First, freeze new commitments outside of stocking minimums. Every PO you cut at the wrong country mix in the wrong week is a margin problem in Q3. The cost of holding a buy for two weeks is small. The cost of locking in 90 days of inventory at the wrong duty rate is not.


Second, reset open-to-buy. Most planning teams have OTB built off pre-tariff cost assumptions. That number is wrong now. Rebuild it on landed cost, not FOB, and re-run the receipt plan. You will find capacity you did not know you had — and exposure you did not know you had.


Third, open the vendor cost-share conversation. Not a memo. A direct call from a senior commercial leader to each strategic vendor. The ask is simple: how do we share this. The answer varies — payment terms, MOQ flexibility, packaging, freight terms, sample cost — but the conversation has to start. Vendors who hear from you in week three will be more flexible than vendors who hear from you in month four when everyone is calling.


Days 30–60: Move the structural levers


This is where most teams stall. The first 30 days are stabilization. The next 30 are about moving the things that actually cost something to move.

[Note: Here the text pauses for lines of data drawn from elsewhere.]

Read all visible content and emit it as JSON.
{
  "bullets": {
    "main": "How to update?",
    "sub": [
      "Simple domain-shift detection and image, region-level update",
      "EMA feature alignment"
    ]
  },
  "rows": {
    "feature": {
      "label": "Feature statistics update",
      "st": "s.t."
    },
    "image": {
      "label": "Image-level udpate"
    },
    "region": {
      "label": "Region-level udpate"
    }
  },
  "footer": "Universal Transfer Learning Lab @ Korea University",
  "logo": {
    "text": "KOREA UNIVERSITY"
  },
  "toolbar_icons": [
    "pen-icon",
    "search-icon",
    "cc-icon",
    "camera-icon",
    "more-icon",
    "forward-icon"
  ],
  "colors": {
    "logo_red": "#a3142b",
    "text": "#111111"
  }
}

Country mix. Identify your top 10 SKUs by tariff exposure and run a true alternative-source analysis. Not "could we move this," but "what is the all-in cost — including tooling, transition risk, and lead-time impact — of moving this versus absorbing the duty." For most businesses, the answer is not "move everything." It is "move the top 20% of exposure, accept the rest, and use pricing for the gap."


Pricing. Do not pass through across the board. Build a category-by-category pricing model that takes into account elasticity, competitive set, and brand permission. In one program, we moved 60% of duty exposure into price on roughly 18% of the assortment, with no measurable elasticity hit. The rest absorbed.


Buffer strategy. This is where I disagree with most of the conventional advice. The instinct is to pull inventory forward. Sometimes that is right — particularly on long-lead categories with stable demand. Often it is wrong. Pulled-forward inventory at the wrong assumption rate is just trapped working capital. Be selective. Only pull forward where you have demand certainty and where the duty arbitrage is meaningful.


Days 60–90: Position for the new equilibrium


Two final levers most teams under-use.


Foreign Trade Zone optimization. If you have meaningful import volume and you are not running an FTZ strategy, there is real money on the table — particularly on inventory that may be re-exported, transformed, or held for extended periods. The setup cost is non-trivial. The return is durable.


First sale valuation. If you import through a middleman structure and you can document the manufacturer-to-middleman price, you can often base duty on that lower price. This is a legitimate and well-established strategy. It requires real documentation discipline and broker support. It is also one of the highest-ROI duty strategies available to mid-market importers.


Three mistakes to avoid


One. Treating this as a one-time event. Tariff policy is now structurally unstable. Build the capability to repeat this exercise quarterly, not the capability to survive the next round.


Two. Under-resourcing customs and trade. Most mid-market businesses run trade compliance as a back office function. In this environment, it is a margin function. Either elevate it internally or engage outside help with real depth.


Three. Optimizing for cost over agility. The most expensive position to be in is locked into a low-cost source you cannot move. The next 24 months will reward businesses with optionality. Build it now.


This is execution work. It does not lend itself to a deck. The businesses that will gain share through this period are the ones that decide, sequence, and move — and that is what this work requires.